AKİF Münakaşası mı? Yoksa…

Mehmet Âkif'in ölümünün ikinci yıldönümü münasebetiyle yapılan ihtifaller etrafındaki neşriyat devam ediyor.

Ölmüş bir şairin eseri ve bir edebi meselenin etrafında konuşmak, münakaşa yapmak güzel bir şeydir. Ölümlerin en hakikisi olan nisyanın bir şahsiyeti gömmek, bir devri hiçe saymak, bir eseri bir avuç toprak haline koymak mutat haline girdikten sonra bu alakaya insan ne der?

Hattâ bunu bir kültür ve vefakârlık hareketi sayabilir?

Ben hâlâ son münakaşalar üstünde bu psikolojiyi muhafaza etmek emelindeyim. Fakat şüpheleniyorum. Harıl, harıl makaleler yazarak Akif müdafaası yapan muharrirlerin bana:

“—Ne de toy adam, diyeceklerinden korkuyorum.”
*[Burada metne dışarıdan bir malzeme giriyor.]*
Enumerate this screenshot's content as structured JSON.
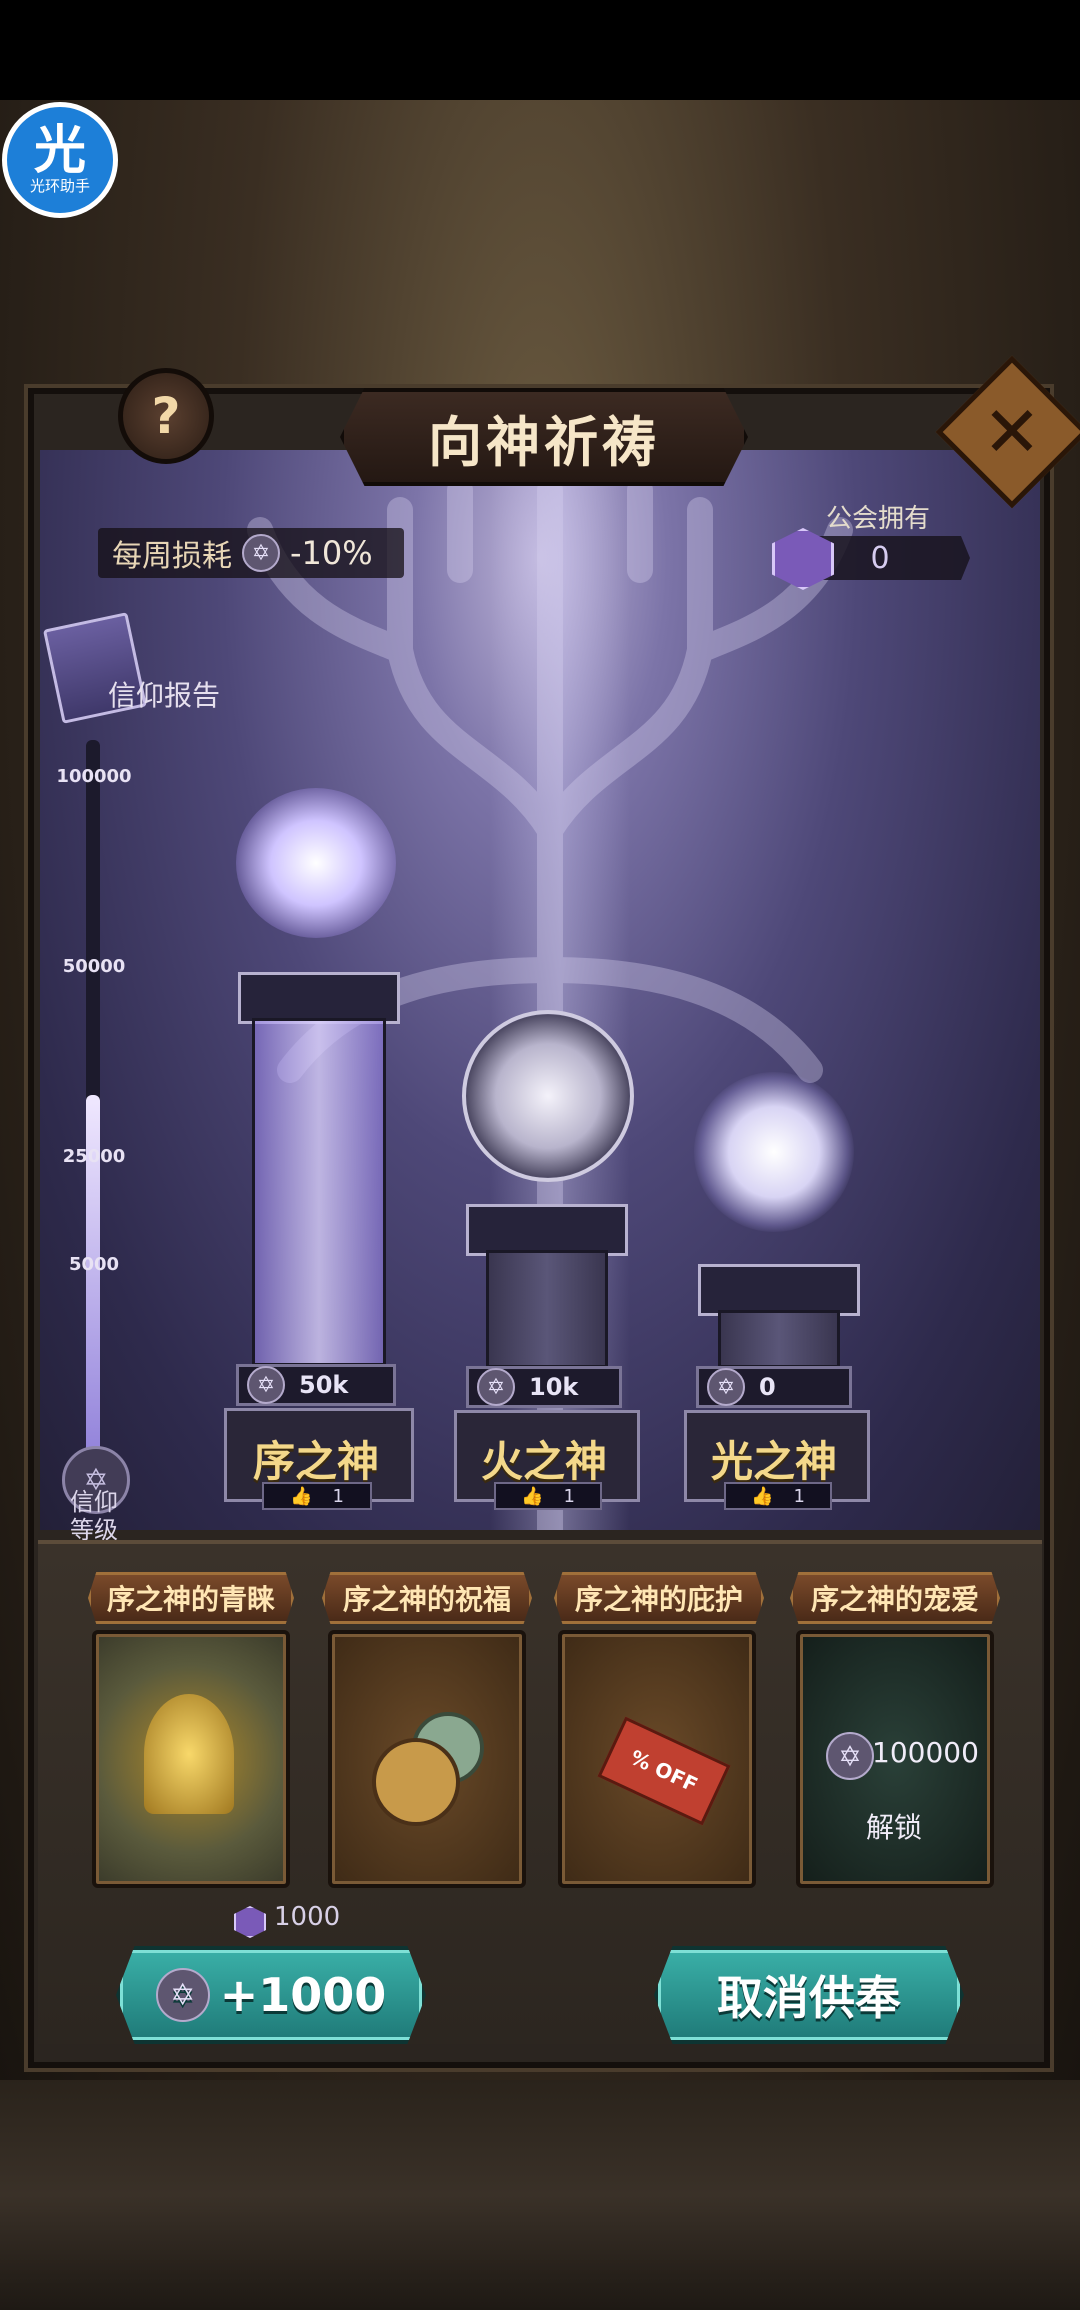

Çünkü okuduğum münakaşa yazıları artık ne bir edebiyat davasıdır; ne de bir sosyal meselenin fikir ve ilim cephesinden tahlildir: Hattâ daha sarahatla söyliyebilirim ki ortada müdafaa edilen yaşamış ve bugün ölmüş bir sanatkâr değildir.
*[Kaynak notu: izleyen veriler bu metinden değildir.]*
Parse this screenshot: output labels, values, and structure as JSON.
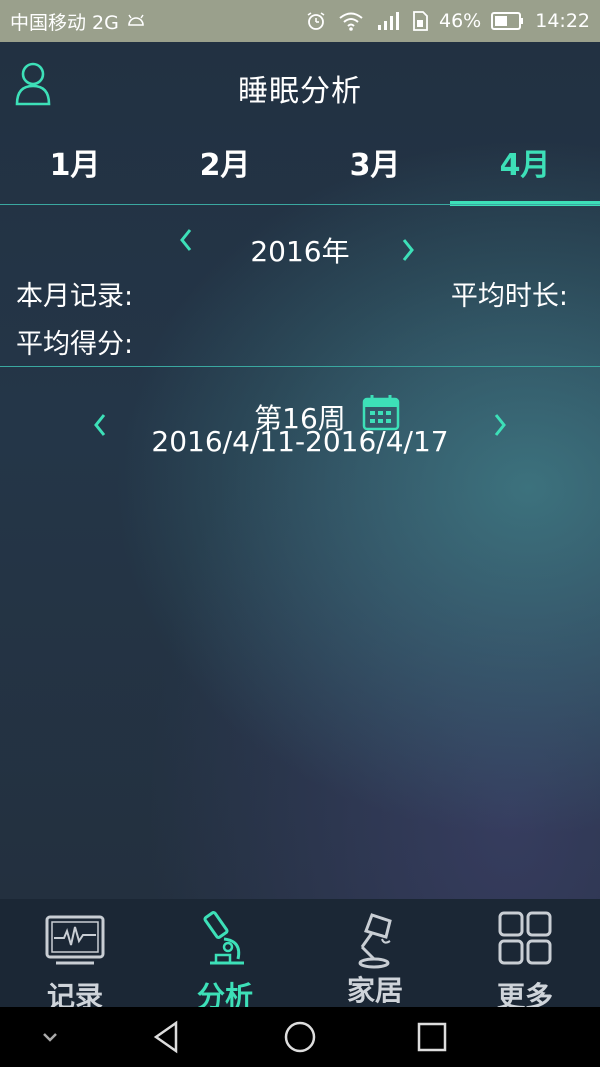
{
  "status_bar": {
    "carrier": "中国移动 2G",
    "battery": "46%",
    "time": "14:22"
  },
  "header": {
    "title": "睡眠分析"
  },
  "tabs": [
    {
      "label": "1月",
      "active": false
    },
    {
      "label": "2月",
      "active": false
    },
    {
      "label": "3月",
      "active": false
    },
    {
      "label": "4月",
      "active": true
    }
  ],
  "year_selector": {
    "year": "2016年"
  },
  "stats": {
    "month_records_label": "本月记录:",
    "avg_duration_label": "平均时长:",
    "avg_score_label": "平均得分:"
  },
  "week_selector": {
    "week_label": "第16周",
    "date_range": "2016/4/11-2016/4/17"
  },
  "bottom_nav": [
    {
      "label": "记录",
      "icon": "monitor-icon",
      "active": false
    },
    {
      "label": "分析",
      "icon": "microscope-icon",
      "active": true
    },
    {
      "label": "家居",
      "icon": "lamp-icon",
      "active": false
    },
    {
      "label": "更多",
      "icon": "grid-icon",
      "active": false
    }
  ],
  "colors": {
    "accent": "#3de0b8",
    "status_bar": "#9aa08c",
    "nav_background": "#1b2735"
  }
}
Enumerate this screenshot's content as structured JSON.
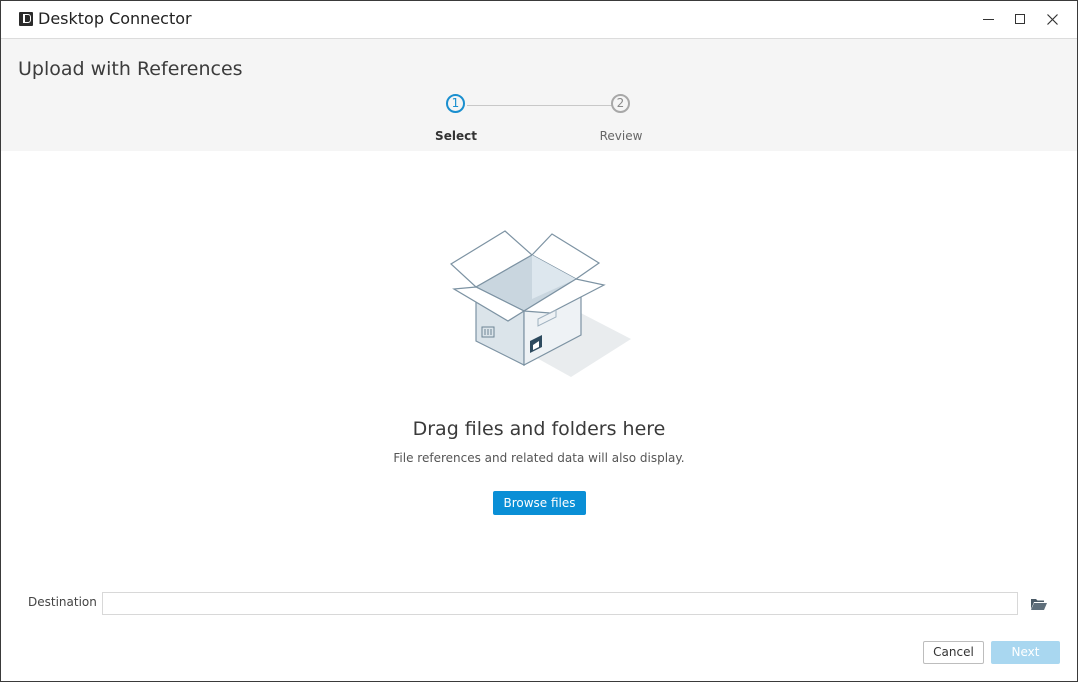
{
  "window": {
    "title": "Desktop Connector",
    "icon": "desktop-connector-app-icon",
    "controls": [
      "minimize-icon",
      "maximize-icon",
      "close-icon"
    ]
  },
  "header": {
    "title": "Upload with References",
    "steps": [
      {
        "number": "1",
        "label": "Select",
        "state": "active"
      },
      {
        "number": "2",
        "label": "Review",
        "state": "inactive"
      }
    ]
  },
  "dropzone": {
    "illustration": "open-box-icon",
    "heading": "Drag files and folders here",
    "subtext": "File references and related data will also display.",
    "browse_label": "Browse files"
  },
  "destination": {
    "label": "Destination",
    "value": "",
    "folder_icon": "folder-open-icon"
  },
  "footer": {
    "cancel_label": "Cancel",
    "next_label": "Next",
    "next_enabled": false
  },
  "colors": {
    "accent": "#0a8fd6",
    "step_active": "#1a8fcf",
    "next_disabled": "#a9d7f0",
    "header_bg": "#f5f5f5"
  }
}
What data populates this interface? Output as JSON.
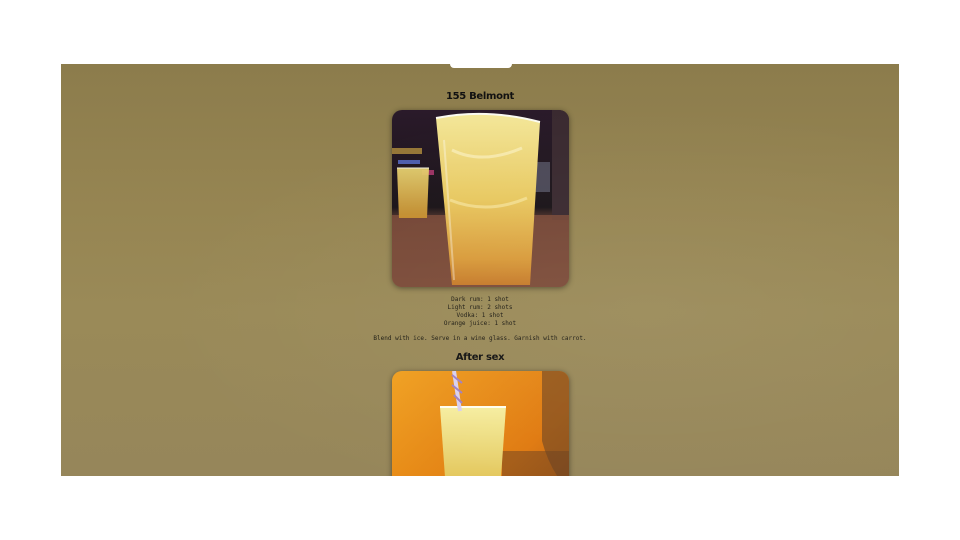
{
  "drinks": [
    {
      "title": "155 Belmont",
      "ingredients": [
        "Dark rum: 1 shot",
        "Light rum: 2 shots",
        "Vodka: 1 shot",
        "Orange juice: 1 shot"
      ],
      "method": "Blend with ice. Serve in a wine glass. Garnish with carrot."
    },
    {
      "title": "After sex"
    }
  ]
}
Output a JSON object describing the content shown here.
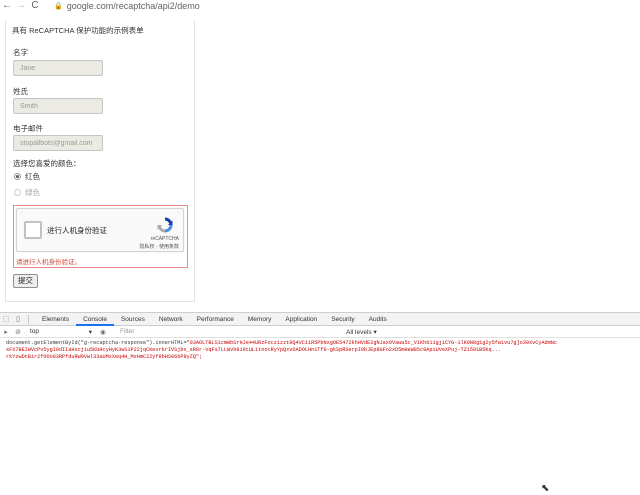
{
  "browser": {
    "url": "google.com/recaptcha/api2/demo",
    "back": "←",
    "forward": "→",
    "reload": "C"
  },
  "form": {
    "title": "具有 ReCAPTCHA 保护功能的示例表单",
    "first_name_label": "名字",
    "first_name_value": "Jane",
    "last_name_label": "姓氏",
    "last_name_value": "Smith",
    "email_label": "电子邮件",
    "email_value": "stopallbots@gmail.com",
    "color_label": "选择您喜爱的颜色：",
    "color_options": [
      "红色",
      "绿色"
    ],
    "selected_color": "红色",
    "submit_label": "提交"
  },
  "recaptcha": {
    "checkbox_label": "进行人机身份验证",
    "brand": "reCAPTCHA",
    "links": "隐私权 - 使用条款",
    "error": "请进行人机身份验证。"
  },
  "devtools": {
    "tabs": [
      "Elements",
      "Console",
      "Sources",
      "Network",
      "Performance",
      "Memory",
      "Application",
      "Security",
      "Audits"
    ],
    "active_tab": "Console",
    "context": "top",
    "filter_placeholder": "Filter",
    "levels": "All levels ▾",
    "command_prefix": "document.getElementById(\"g-recaptcha-response\").innerHTML=",
    "command_lines": [
      "\"03AOLTBLS1cmWbSrHJe44URzFocz1zzt8Q4VC11R5PbNxgOE5472khHVdE2gNJax9Vawu5c_V1Kh611gj1CYG-1lK9N8g1g2y5fw1vu7g]o39XvCyAdmNc",
      "sFX7BEIWVcPv5ygI0dIIaHxcj1u5KUHcyHyK3wS1P22jqCKevrkrIVSjbx_sR8r-VqFs7LLWvb819tUL1tnocRyYpQxvOADOLHn1Tf0-gkSpRSerpI0bJEp8GFo2xD5mHeW85c9ApiUVeXPuj-TZ1591B5Kq...",
      "rkYzwDtBir2fOOo83RPfduRW9Vwl33aUMxXeq4H_MxHmC22yf8bHS066P8yZQ\";"
    ]
  }
}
Şair Akif bu makalelerin ortasında aktüel hale sokulması istenen bir meselenin serlavhası ve reklâm kartelası, çığırtkanı haline sokulmuştur.

Sanata zerre kadar hürmeti olan bir insan, bir devrin ifadesi olmuş olan bir sanatkârı böylece ihtibas halinde kalmış bir takım hisleri, fikirleri ortaya atmak için âlet ve vasıta diye kullanmaz.

Sanatı bu kadar pespâye, bu kadar hizmetçi telâkki etmek sadece ayıp değil, sanata karşı da nankörlüktür.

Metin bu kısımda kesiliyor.